I saw three people standing on a street corner the other day, presumably all strangers to one another, all talking on cell phones. I felt lucky to have turned mine off. I was walking to the library and thinking of how mariners once composed letters in distant lands and sent them on ships to loved ones back home; letters that had to encompass all the poetry of a journey and the pathos of separation, lessons learned and memories revisited.
That was when "elsewhere" still existed, before satellites made everyone feel as though they were sitting around the same coffee table.
To go somewhere meant adventure and longing. And there was always a good chance that the letter might never arrive for one reason or another, that a hundred sorrows, joys and revelations would be thrown in the wrong sack or dropped off the dock and lost forever.
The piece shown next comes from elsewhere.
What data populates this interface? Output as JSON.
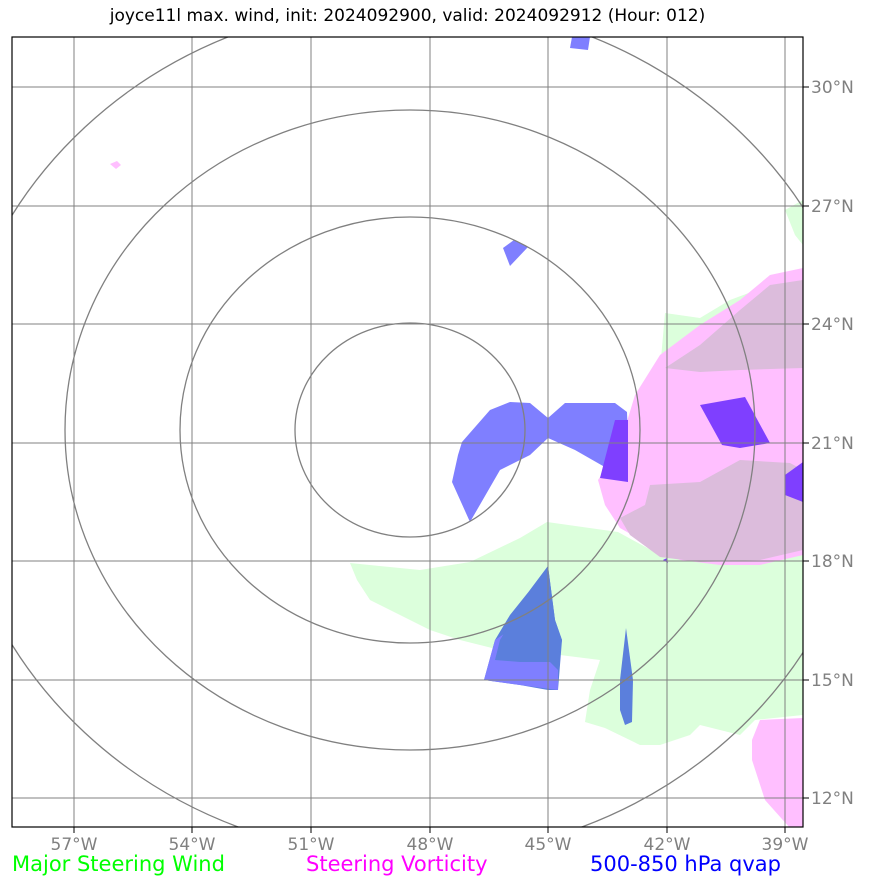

Yet even then, French philosopher Blaise Pascal was compelled to write, "I wrote you a long letter because I didn't have time to make it shorter."
Cell phones give us the freedom to be apart when we are together, like in a city when one wants to explore and the other wants to stay put. They also allow us to be together when we are apart, no matter how important being apart might be. Pulling the heart strings tight every now and then, even getting to the end of my rope and hanging there a while, can be very instructive. Overly convenient means of communication can make me glib, or worse, empty.
The text message is a different animal altogether. A little beep lets me know I will find a treasure on the line. It comes when someone out there has punched in a distilled piece of themselves. I sometimes appreciate an abbreviated piece of slang from the right person more than a 10-minute ramble from others. Personality gets condensed and the air stays clear. There is no listening for hidden meanings and no hunting for innuendo.
And most importantly, it calls to mind quickly that most necessary communication of all—a little face to face.